Les travaux de la 2ème réunion de haut niveau du Comité de Suivi de l’Accord (CSA) pour la paix et la réconciliation signé le 15 mai 2015 ont regroupé les hautes autorités en charge de la gestion de la crise du nord.
Parmi ces hautes autorités, il y a le Ministre Algérien des Affaires Etrangères, les représentants de l’Union Africaine, de la CEDEAO, de la France, des Nations-Unies etc…et les leaders politico-militaires des mouvements signataires de l’Accord de Paix.

De bonnes décisions ont été prises selon le communiqué final, même si toutes ces décisions ont été dites et redites mille fois depuis la signature de l’Accord le 15 mai 2015 à Bamako. Nous avons appris que cette réunion a abouti à une clé de répartition pour la désignation des Autorités Intérieures. Ainsi il a été convenu que Gao et Ménaka seront gérés par des représentants de la Plateforme tandis que Tombouctou et Taoudéni seront gérés par la CMA. Nous savons par ailleurs que la CMA a une ascendance sur Taoudéni, car à chaque manifestation, les foules sont transportées de cette ville à destination de la piste d’atterrissage de l’aéroport de Kidal pour s’exhiber à la face du monde.

Le point d’achoppement est la ville de Kidal ou deux forces antagonistes ont toujours croisés le fer à savoir la CMA et le GATTIA (force militaire des ethnies Inghad). La réunion de haut niveau a donné la responsabilité à l’Etat de désigner l’Autorité Intérimaire de Kidal. Entre les deux forces en présence, parmi qui l’Etat choisira l’administrateur de Kidal ?

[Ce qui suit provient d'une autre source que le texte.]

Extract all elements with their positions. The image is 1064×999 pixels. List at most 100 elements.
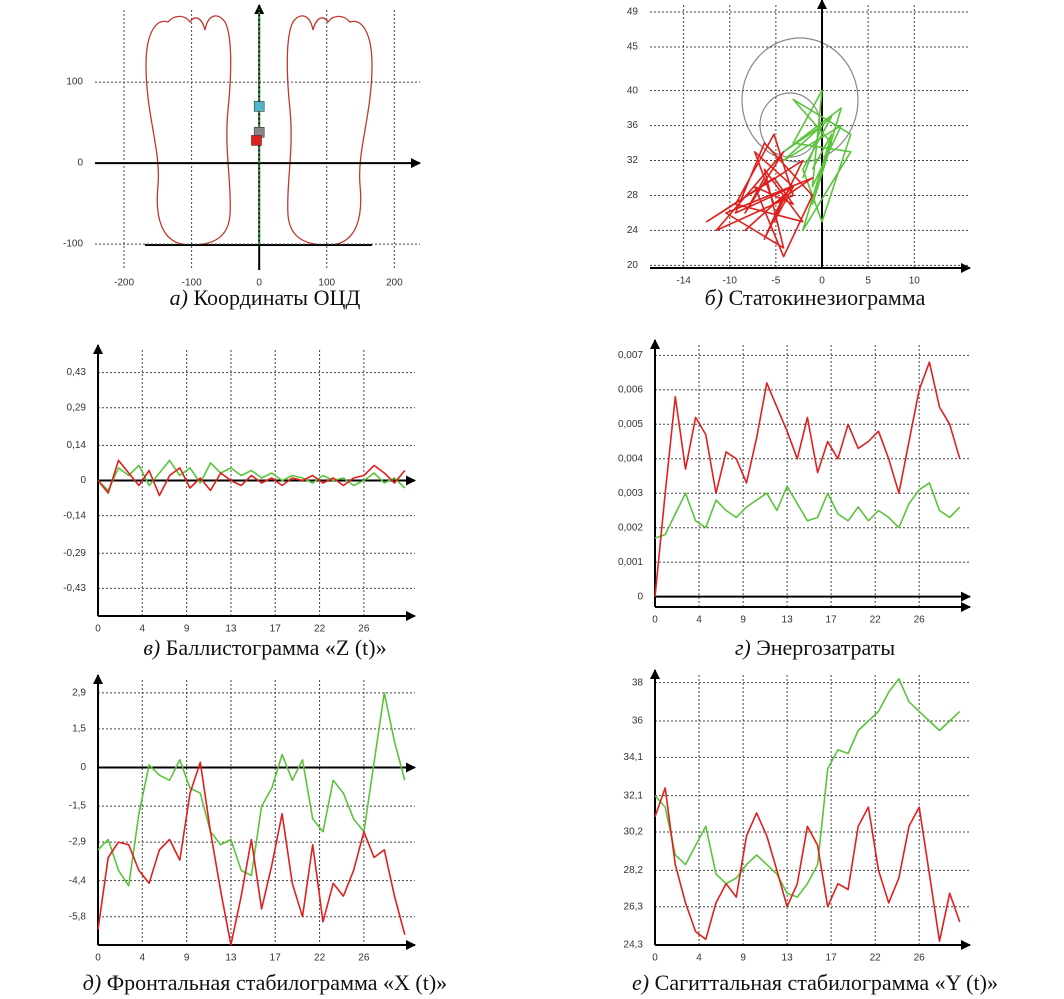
marker xyxy=(251,135,262,146)
caption-text: Энергозатраты xyxy=(756,635,895,660)
y-tick-label: -100 xyxy=(63,239,83,250)
y-tick-label: 2,9 xyxy=(72,688,86,699)
y-tick-label: 1,5 xyxy=(72,724,86,735)
x-tick-label: 0 xyxy=(95,624,101,635)
y-tick-label: 0,005 xyxy=(618,419,643,430)
x-tick-label: 17 xyxy=(270,624,282,635)
caption-text: Сагиттальная стабилограмма «Y (t)» xyxy=(655,970,998,995)
x-tick-label: 13 xyxy=(225,953,237,964)
x-tick-label: 0 xyxy=(652,615,658,626)
caption-text: Баллистограмма «Z (t)» xyxy=(166,635,387,660)
caption: б) Статокинезиограмма xyxy=(705,285,926,310)
y-tick-label: -5,8 xyxy=(69,911,87,922)
y-tick-label: 0,43 xyxy=(67,367,87,378)
x-tick-label: 26 xyxy=(914,615,926,626)
x-tick-label: 22 xyxy=(314,624,326,635)
y-tick-label: -0,14 xyxy=(63,510,86,521)
caption-label: б) xyxy=(705,285,723,310)
x-tick-label: -5 xyxy=(771,276,780,287)
x-tick-label: 200 xyxy=(386,278,403,289)
caption: е) Сагиттальная стабилограмма «Y (t)» xyxy=(632,970,998,995)
x-tick-label: 17 xyxy=(826,615,838,626)
caption: а) Координаты ОЦД xyxy=(170,285,361,310)
x-tick-label: 13 xyxy=(225,624,237,635)
y-tick-label: 24,3 xyxy=(624,940,644,951)
x-tick-label: 26 xyxy=(358,953,370,964)
x-tick-label: 0 xyxy=(652,953,658,964)
series-line xyxy=(654,787,961,942)
caption-label: а) xyxy=(170,285,188,310)
series-line xyxy=(654,678,961,898)
y-tick-label: -2,9 xyxy=(69,837,87,848)
series-line xyxy=(705,133,814,258)
y-tick-label: 45 xyxy=(627,42,639,53)
x-tick-label: 17 xyxy=(826,953,838,964)
x-tick-label: 10 xyxy=(909,276,921,287)
y-tick-label: -4,4 xyxy=(69,875,87,886)
x-tick-label: 4 xyxy=(139,624,145,635)
series-line xyxy=(97,459,406,497)
x-tick-label: 4 xyxy=(696,953,702,964)
y-tick-label: 24 xyxy=(627,225,639,236)
series-line xyxy=(97,692,406,887)
y-tick-label: 32 xyxy=(627,155,639,166)
x-tick-label: 22 xyxy=(870,953,882,964)
caption: г) Энергозатраты xyxy=(735,635,896,660)
x-tick-label: 22 xyxy=(314,953,326,964)
x-tick-label: 13 xyxy=(782,953,794,964)
y-tick-label: 0,006 xyxy=(618,384,643,395)
x-tick-label: 22 xyxy=(870,615,882,626)
y-tick-label: 38 xyxy=(632,677,644,688)
x-tick-label: 26 xyxy=(914,953,926,964)
caption-label: е) xyxy=(632,970,649,995)
x-tick-label: 100 xyxy=(318,278,335,289)
y-tick-label: 34,1 xyxy=(624,752,644,763)
y-tick-label: 26,3 xyxy=(624,901,644,912)
series-line xyxy=(782,89,852,232)
y-tick-label: -1,5 xyxy=(69,801,87,812)
x-tick-label: 13 xyxy=(782,615,794,626)
x-tick-label: 5 xyxy=(865,276,871,287)
caption-label: д) xyxy=(83,970,101,995)
y-tick-label: 0 xyxy=(77,158,83,169)
y-tick-label: -0,43 xyxy=(63,583,86,594)
caption-text: Статокинезиограмма xyxy=(729,285,926,310)
x-tick-label: 0 xyxy=(256,278,262,289)
y-tick-label: 0 xyxy=(637,591,643,602)
series-line xyxy=(654,361,961,597)
y-tick-label: 0,29 xyxy=(67,402,87,413)
y-tick-label: 0,001 xyxy=(618,557,643,568)
x-tick-label: -10 xyxy=(723,276,738,287)
y-tick-label: 49 xyxy=(627,7,639,18)
x-tick-label: 4 xyxy=(139,953,145,964)
y-tick-label: 28,2 xyxy=(624,865,644,876)
x-tick-label: 9 xyxy=(184,953,190,964)
x-tick-label: 9 xyxy=(184,624,190,635)
right-foot xyxy=(286,15,373,246)
y-tick-label: 100 xyxy=(66,77,83,88)
series-line xyxy=(97,459,406,492)
x-tick-label: -100 xyxy=(182,278,202,289)
left-foot xyxy=(145,15,232,246)
y-tick-label: 0,007 xyxy=(618,350,643,361)
caption-label: г) xyxy=(735,635,751,660)
x-tick-label: 4 xyxy=(696,615,702,626)
caption-text: Фронтальная стабилограмма «X (t)» xyxy=(107,970,447,995)
x-tick-label: 9 xyxy=(740,615,746,626)
x-tick-label: 0 xyxy=(95,953,101,964)
y-tick-label: 40 xyxy=(627,85,639,96)
y-tick-label: 30,2 xyxy=(624,827,644,838)
y-tick-label: 0,002 xyxy=(618,522,643,533)
x-tick-label: -14 xyxy=(676,276,691,287)
y-tick-label: 0 xyxy=(80,475,86,486)
y-tick-label: 36 xyxy=(632,716,644,727)
series-line xyxy=(654,482,961,539)
y-tick-label: 0,14 xyxy=(67,440,87,451)
y-tick-label: 32,1 xyxy=(624,790,644,801)
x-tick-label: 17 xyxy=(270,953,282,964)
y-tick-label: -0,29 xyxy=(63,548,86,559)
y-tick-label: 20 xyxy=(627,260,639,271)
x-tick-label: 26 xyxy=(358,624,370,635)
y-tick-label: 0,003 xyxy=(618,488,643,499)
caption: д) Фронтальная стабилограмма «X (t)» xyxy=(83,970,447,995)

En tout cas si c’est le Ministre Ag ERLAF qui doit choisir, elles ne pourront être que des Touaregs Ifoghas. Ce dernier étant le représentant de la CMA dans le Gouvernement sous une forme voilée, il ne peut que défendre l’intérêt de Kidal d’abord et ensuite du Mali. Pour mettre les deux partis dos à dos, l’Etat doit s’assumer en désignant des sudistes à la tête et prendre un nombre équitable dans chaque camp. Mais l’Etat aura-t-il le kilo de s’assumer pour cette décision ?

Toutes les mises en place des Autorités Intérimaires doivent se faire du 13 au 20 février 2017. Nous l’espérons, et en plus nous restons prudents.
Quant aux patrouilles mixtes entre militaires maliens, combattants de la Plateforme et de la CMA censées préfigurer la création des forces reconstituées du Mali, leur lancement doit s’étendre selon le calendrier suivant : Gao 20 février, Kidal le 28 février et Tombouctou une semaine après.

Kidal, la ville rebelle accueillera les représentants de l’Etat concomitamment avec l’installation des Autorités Intérimaires et des patrouilles mixtes prévues le 28 février 2017. Prions une fois de plus que tout cela soit de la réalité, pas de la fixon !

Nous ne serons pas à notre première surprise lorsqu’on nous annoncera dans les prochains jours qu’il y a eu un autre attentat meurtrier à Kidal ou à Tombouctou, où alors que les représentants de la CMA refusent d’intégrer le groupe. Nous nous demandons dans tout cela que devient, l’opération de cantonnement, de désarmement et de réinsertion des combattants rebelles ?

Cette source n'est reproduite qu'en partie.